A Mecklenburg jury deliberated about six and a half hours Friday without deciding whether Andre Hampton should be sentenced to death or life in prison without parole for beating his 23-month-old son to death in November 2008.
The jurors have now deliberated about 8 hours over two days. They’ll resume deliberations Monday.
Assistant District Attorney Bill Stetzer had urged jurors during his closing arguments to put Hampton on death row.
The prosecutor told jurors that Ellijah Burger had suffered a “slow agonizing death.”
He said Hampton, 27, must pay for what he did.
“If he’s old enough to have children to murder, he’s old enough to face the consequences for what he has done,” the prosecutor said. “What happened was not inappropriate discipline. This was child abuse. It was torture. It was murder.
“Today he cries out to you,” Stetzer said of Ellijah. “He cries out for justice.”
Hampton was convicted last week of first-degree murder and felony child abuse. Jurors will resume their deliberations Friday.
Defense lawyer Norman Butler asked jurors to spare Hampton’s life.
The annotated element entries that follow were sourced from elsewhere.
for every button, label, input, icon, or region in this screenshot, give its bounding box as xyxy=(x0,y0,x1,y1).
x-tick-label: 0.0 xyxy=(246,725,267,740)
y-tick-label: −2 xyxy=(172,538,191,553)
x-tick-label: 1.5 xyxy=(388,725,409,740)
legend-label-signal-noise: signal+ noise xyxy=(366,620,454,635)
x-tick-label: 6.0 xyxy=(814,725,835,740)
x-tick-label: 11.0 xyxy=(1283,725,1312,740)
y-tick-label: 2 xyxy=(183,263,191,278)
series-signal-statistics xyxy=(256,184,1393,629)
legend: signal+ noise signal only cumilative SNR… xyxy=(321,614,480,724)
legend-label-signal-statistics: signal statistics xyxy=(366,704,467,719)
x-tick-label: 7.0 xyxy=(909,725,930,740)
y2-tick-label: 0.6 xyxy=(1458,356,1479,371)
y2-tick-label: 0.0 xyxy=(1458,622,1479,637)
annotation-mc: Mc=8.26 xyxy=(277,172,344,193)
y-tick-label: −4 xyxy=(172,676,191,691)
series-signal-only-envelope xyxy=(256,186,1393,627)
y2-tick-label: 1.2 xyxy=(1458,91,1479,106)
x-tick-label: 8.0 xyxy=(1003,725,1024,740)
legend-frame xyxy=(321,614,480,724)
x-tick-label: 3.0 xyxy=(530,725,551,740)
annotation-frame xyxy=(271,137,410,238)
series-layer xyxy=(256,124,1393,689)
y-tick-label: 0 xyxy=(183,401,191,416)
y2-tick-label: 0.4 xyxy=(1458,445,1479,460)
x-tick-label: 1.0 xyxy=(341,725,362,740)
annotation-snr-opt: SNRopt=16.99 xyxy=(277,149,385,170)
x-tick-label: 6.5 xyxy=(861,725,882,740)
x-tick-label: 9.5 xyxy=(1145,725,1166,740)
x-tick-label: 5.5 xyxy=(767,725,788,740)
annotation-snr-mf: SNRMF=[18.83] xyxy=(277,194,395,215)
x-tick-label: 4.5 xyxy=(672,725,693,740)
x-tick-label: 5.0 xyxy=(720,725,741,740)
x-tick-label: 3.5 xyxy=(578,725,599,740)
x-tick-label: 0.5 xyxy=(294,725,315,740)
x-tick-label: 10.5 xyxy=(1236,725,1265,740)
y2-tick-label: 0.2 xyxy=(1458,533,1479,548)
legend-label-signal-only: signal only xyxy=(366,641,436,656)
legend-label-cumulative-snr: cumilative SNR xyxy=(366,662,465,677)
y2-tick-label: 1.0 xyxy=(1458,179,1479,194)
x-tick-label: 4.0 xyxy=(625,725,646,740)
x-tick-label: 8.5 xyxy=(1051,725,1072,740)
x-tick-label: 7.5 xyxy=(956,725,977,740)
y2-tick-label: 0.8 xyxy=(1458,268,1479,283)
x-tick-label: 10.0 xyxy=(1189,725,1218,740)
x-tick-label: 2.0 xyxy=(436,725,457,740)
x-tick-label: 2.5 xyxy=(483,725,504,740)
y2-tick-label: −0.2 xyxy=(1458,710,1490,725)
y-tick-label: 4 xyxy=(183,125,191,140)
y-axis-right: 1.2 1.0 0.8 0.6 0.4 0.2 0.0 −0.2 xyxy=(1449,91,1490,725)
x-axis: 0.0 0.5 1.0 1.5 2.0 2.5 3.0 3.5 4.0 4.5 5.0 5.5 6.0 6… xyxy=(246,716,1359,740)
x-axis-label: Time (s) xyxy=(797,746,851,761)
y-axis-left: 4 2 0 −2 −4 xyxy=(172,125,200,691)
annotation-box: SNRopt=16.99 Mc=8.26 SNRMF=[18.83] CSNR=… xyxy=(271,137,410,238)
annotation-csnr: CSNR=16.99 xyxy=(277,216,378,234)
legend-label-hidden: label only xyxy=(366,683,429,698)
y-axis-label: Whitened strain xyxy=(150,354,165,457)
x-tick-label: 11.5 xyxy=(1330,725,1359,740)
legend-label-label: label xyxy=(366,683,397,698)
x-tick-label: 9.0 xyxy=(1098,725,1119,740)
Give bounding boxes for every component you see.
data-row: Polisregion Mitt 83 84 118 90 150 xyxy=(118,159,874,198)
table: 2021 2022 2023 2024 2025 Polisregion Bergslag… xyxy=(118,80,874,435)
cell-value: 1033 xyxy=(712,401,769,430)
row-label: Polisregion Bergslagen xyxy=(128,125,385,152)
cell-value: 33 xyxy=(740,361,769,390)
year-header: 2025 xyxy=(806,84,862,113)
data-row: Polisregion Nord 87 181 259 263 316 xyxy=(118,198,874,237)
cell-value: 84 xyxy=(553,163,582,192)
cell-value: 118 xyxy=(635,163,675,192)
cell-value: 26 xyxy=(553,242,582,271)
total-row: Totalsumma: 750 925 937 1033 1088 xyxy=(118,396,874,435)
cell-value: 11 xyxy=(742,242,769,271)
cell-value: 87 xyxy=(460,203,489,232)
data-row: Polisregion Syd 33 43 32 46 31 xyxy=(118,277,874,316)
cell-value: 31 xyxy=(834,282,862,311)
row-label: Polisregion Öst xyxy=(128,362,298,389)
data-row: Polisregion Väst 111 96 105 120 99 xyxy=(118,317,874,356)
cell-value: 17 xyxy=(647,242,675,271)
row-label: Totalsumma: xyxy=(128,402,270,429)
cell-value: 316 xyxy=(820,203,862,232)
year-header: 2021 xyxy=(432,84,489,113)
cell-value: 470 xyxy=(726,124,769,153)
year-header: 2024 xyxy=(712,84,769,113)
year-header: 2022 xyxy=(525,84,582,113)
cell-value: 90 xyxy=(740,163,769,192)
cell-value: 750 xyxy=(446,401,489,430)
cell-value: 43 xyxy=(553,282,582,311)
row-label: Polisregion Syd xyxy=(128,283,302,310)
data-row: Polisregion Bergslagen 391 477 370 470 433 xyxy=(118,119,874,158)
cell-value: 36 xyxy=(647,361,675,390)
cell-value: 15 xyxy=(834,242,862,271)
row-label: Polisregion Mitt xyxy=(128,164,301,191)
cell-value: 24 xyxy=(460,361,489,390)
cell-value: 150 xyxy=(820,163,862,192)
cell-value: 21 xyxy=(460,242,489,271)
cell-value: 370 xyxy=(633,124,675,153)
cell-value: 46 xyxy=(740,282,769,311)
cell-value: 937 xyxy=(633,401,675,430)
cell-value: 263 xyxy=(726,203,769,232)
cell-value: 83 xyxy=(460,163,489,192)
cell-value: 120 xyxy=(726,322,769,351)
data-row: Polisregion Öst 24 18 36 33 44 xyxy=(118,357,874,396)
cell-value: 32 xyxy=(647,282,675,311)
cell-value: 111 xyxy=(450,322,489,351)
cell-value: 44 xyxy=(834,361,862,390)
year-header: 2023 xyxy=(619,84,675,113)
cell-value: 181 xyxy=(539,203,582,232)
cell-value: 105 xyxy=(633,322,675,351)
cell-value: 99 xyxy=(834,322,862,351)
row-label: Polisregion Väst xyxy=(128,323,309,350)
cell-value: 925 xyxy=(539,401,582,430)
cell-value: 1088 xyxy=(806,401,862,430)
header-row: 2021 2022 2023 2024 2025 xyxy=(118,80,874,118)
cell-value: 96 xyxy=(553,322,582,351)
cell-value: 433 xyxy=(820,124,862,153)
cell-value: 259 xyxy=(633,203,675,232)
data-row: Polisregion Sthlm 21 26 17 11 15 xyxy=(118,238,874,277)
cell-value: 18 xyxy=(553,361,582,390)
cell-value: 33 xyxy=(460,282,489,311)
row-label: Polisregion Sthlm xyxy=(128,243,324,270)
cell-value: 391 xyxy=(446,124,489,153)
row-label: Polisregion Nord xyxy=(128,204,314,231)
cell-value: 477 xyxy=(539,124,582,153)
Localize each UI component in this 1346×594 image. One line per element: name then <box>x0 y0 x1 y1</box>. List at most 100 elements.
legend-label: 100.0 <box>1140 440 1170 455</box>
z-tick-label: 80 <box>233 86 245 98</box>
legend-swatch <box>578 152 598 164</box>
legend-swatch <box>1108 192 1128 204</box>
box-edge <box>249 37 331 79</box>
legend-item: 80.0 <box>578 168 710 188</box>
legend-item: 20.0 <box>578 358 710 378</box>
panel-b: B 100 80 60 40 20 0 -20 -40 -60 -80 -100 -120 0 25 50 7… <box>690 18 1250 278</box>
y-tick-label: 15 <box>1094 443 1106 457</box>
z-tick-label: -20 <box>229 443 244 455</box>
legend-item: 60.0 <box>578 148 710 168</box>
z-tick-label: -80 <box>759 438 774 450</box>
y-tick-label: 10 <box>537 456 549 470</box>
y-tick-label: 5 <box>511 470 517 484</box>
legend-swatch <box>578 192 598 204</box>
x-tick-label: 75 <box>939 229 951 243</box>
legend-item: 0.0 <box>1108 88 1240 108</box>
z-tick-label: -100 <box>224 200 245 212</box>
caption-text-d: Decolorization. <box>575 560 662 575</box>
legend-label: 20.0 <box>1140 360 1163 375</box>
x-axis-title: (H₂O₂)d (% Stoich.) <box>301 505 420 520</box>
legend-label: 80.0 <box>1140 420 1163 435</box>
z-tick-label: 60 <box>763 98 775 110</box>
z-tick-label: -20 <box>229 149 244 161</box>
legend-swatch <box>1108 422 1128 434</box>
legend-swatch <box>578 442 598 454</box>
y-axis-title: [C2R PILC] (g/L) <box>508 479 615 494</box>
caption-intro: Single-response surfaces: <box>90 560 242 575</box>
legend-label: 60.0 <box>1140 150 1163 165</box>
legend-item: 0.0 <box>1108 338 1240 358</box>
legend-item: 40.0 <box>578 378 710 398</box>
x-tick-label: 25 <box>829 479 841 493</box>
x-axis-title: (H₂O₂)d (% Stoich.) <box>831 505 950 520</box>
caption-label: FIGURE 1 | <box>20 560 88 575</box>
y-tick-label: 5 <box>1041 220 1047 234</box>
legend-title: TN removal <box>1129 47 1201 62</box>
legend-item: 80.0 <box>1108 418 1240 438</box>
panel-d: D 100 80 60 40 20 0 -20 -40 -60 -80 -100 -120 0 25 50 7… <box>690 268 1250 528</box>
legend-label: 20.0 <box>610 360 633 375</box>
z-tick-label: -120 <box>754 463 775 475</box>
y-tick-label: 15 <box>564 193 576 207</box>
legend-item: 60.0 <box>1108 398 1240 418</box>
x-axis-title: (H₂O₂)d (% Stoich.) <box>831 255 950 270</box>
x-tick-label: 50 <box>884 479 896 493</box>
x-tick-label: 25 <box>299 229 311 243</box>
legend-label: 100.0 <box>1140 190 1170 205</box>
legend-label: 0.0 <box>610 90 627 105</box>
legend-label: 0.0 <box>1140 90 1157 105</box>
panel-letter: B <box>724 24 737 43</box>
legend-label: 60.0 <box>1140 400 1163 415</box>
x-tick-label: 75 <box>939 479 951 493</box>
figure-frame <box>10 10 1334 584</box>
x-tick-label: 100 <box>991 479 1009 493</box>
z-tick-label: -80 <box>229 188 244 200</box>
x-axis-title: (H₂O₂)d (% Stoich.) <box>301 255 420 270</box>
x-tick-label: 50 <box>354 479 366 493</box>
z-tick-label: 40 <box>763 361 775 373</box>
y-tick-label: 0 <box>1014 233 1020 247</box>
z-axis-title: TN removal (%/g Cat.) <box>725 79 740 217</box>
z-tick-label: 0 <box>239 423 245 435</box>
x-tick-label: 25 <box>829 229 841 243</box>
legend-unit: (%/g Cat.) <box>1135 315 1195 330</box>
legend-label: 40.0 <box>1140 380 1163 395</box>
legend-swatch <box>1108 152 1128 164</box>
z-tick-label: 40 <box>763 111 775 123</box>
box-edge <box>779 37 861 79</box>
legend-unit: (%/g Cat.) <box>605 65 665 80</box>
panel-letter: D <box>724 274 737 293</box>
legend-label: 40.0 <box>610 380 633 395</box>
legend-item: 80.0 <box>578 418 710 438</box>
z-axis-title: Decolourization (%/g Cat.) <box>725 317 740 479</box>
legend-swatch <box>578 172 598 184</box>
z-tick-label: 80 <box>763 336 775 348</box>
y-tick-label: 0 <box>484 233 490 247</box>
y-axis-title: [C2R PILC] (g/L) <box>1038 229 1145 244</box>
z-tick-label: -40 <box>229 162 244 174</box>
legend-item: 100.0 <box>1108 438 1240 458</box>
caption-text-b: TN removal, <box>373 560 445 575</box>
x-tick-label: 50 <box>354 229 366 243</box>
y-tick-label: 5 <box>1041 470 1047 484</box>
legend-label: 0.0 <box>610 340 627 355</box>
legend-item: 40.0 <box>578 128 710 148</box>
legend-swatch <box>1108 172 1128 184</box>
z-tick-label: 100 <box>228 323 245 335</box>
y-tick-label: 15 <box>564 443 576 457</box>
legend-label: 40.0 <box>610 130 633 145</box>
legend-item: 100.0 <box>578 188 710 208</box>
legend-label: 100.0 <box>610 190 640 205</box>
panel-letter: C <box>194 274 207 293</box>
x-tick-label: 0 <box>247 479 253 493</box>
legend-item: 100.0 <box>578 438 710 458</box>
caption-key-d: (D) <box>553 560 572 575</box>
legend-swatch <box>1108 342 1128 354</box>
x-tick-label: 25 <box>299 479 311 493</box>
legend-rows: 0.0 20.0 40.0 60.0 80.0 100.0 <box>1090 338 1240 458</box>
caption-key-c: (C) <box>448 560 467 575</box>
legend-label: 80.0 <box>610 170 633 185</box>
“Is his life not worth something,” Butler asked. “I’m pleading for you not to kill Andre Hampton.
“Today you have an opportunity to save a life... . What good is killing him?”
Ellijah was beaten inside a motel room at a complex then called AARCS Residence Suites on South Tryon Street, where his family had been living.
Hampton confessed during a videotaped interview to beating Ellijah with a toothbrush, a hairbrush and a belt. His son, he told the homicide detective, wouldn’t eat his soup.
Hampton testified during the murder trial and told jurors that he loved his son and didn’t intend to kill him. His son’s birth, he said, was “like a dream come true.”
Ellijah’s mother, Lashinna Burger, told jurors Wednesday that she has forgiven Hampton.
Defense attorneys have also presented evidence that Hampton suffered from chronic depression and an anxiety disorder and was under stress trying to provide for his family. They’ve called witnesses to testify about the beatings Hampton received while growing up from the men in his mother’s life.
But during his closing arguments Thursday, Stetzer told jurors that Hampton deserves no tears. “There’s only one victim in this case,” he said. “That’s Ellijah.”
Stetzer asked what Hampton had given Ellijah. “He gave Ellijah a place in the earth to be buried,” the prosecutor said.
“Ellijah did not have a lawyer. He didn’t have a judge and a jury. He just had an execution …,” Stetzer told the jurors. “If this case is not deserving of the harshest penalty, none is.
“Put this man on Death Row. That’s what this crime warrants.”
Butler told jurors that there was no question that Hampton was guilty of first-degree murder.
But he asked: “If you were to kill Mr. Hampton, what good would that do? Is that going to bring cute little Ellijah back? Absolutely nothing... . It’s not going to change a thing.”
Butler told jurors their job was not to seek vengeance but to seek justice. He said if Hampton is sentenced to life in prison, he’ll never get out.
“He’s a baby killer,” the defense lawyer said. “He will be punished every day for the rest of his life if you give him life. He will be reminded every day of what he did. He will never, ever get out.”
Butler reminded the jurors that Ellijah’s mother had forgiven Hampton.
“Lashinna Burger lived a mother’s nightmare,” he said. “No mother wants to bury a child… . This case is all about forgiveness.”
The family, Butler suggested, his been through enough pain.
“Are you going to make them bury somebody again? They’ve already buried Ellijah... . Don’t put them through that misery.”